FBI probed SciFi author Ray Bradbury for plot to glum-down America – Among the many things the FBI of the 1950s and 1960s thought was corrupting America’s youth and harbouring communism was, apparently, the science fiction scene.
Documents recently released under freedom of information laws, show the G-men took an interest in one of the era’s leading authors, Ray Bradbury.
Their interest was apparently sparked by Martin Berkeley (Wikipedia), an enthusiastic anti-Communist and testator to the House Un-American Activities Committee (HUAC), who told the FBI the author of Fahrenheit 451 was “probably sympathetic with certain pro-Communist elements”.

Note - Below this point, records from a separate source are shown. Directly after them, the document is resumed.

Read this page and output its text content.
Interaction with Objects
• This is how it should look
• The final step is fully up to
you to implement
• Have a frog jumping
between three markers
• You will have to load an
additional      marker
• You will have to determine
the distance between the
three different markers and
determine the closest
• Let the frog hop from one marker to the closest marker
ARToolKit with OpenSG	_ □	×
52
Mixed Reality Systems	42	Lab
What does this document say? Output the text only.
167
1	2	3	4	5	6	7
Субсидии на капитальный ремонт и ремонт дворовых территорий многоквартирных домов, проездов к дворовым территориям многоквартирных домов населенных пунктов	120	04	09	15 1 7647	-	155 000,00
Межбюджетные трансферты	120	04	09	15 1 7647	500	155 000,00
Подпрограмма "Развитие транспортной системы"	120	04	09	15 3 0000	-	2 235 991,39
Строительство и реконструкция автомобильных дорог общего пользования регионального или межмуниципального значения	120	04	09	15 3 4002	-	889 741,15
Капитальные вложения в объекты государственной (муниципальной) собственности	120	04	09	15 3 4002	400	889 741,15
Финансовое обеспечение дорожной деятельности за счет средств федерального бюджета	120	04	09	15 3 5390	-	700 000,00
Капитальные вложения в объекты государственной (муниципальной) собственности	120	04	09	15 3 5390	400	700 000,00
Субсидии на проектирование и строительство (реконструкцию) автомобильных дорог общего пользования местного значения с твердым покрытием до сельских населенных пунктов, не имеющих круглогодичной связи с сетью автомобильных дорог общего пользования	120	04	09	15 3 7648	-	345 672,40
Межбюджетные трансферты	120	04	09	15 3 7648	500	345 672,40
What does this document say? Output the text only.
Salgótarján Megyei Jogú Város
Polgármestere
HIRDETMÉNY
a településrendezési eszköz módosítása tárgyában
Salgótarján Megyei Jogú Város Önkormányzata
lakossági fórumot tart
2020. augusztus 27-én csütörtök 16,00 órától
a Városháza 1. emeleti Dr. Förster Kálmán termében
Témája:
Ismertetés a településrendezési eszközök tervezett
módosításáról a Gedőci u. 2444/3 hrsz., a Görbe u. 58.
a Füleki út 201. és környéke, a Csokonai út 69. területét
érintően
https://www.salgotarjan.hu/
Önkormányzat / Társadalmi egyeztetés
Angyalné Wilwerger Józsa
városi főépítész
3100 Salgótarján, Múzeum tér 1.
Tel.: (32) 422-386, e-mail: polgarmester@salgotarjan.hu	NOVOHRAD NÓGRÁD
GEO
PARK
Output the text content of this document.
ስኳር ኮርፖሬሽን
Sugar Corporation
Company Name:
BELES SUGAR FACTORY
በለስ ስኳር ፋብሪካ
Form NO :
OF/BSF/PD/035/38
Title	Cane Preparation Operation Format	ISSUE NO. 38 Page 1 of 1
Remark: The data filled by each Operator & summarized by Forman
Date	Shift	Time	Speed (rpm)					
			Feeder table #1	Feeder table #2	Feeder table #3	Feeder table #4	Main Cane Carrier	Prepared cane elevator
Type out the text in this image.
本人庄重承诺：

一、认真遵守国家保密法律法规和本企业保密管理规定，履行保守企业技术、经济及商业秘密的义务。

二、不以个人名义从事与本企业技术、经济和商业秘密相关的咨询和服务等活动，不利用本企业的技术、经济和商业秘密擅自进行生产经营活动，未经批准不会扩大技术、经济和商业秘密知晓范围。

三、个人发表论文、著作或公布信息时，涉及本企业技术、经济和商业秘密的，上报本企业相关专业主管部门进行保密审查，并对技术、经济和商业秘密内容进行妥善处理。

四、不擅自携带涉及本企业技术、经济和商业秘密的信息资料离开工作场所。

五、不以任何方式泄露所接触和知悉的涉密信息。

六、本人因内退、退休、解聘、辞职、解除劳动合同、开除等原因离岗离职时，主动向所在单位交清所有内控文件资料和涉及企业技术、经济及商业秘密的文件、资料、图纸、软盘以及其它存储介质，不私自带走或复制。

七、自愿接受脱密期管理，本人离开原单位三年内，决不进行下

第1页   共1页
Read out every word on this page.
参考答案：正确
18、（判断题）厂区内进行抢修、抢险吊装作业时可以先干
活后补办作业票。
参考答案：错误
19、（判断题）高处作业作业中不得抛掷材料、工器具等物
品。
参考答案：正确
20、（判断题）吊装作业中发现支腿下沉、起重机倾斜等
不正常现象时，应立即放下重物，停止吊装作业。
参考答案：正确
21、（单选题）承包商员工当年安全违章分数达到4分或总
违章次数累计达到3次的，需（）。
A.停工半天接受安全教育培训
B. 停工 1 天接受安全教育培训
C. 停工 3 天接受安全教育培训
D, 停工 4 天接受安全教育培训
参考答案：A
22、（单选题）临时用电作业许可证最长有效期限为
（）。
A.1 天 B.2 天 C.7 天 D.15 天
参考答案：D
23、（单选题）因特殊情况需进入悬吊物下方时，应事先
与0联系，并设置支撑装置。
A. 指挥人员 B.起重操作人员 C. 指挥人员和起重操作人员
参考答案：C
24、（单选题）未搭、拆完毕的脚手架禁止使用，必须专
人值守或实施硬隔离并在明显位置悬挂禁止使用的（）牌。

“He noted that some of Bradbury’s stories have definitely slanted against the United States and its capitalistic form of government”, the report adds.
“Informant observed that Communists have found fertile opportunities for development; for spreading distrust; and lack of confidence in America [sic] institutions in the area of science fiction writing”, the FOI document states.
Another informant complained that Bradbury had “ridiculed” both the US government and the HUAC hearings, and that Bradbury had signed a joint letter from the American Civil Liberties Union in 1953.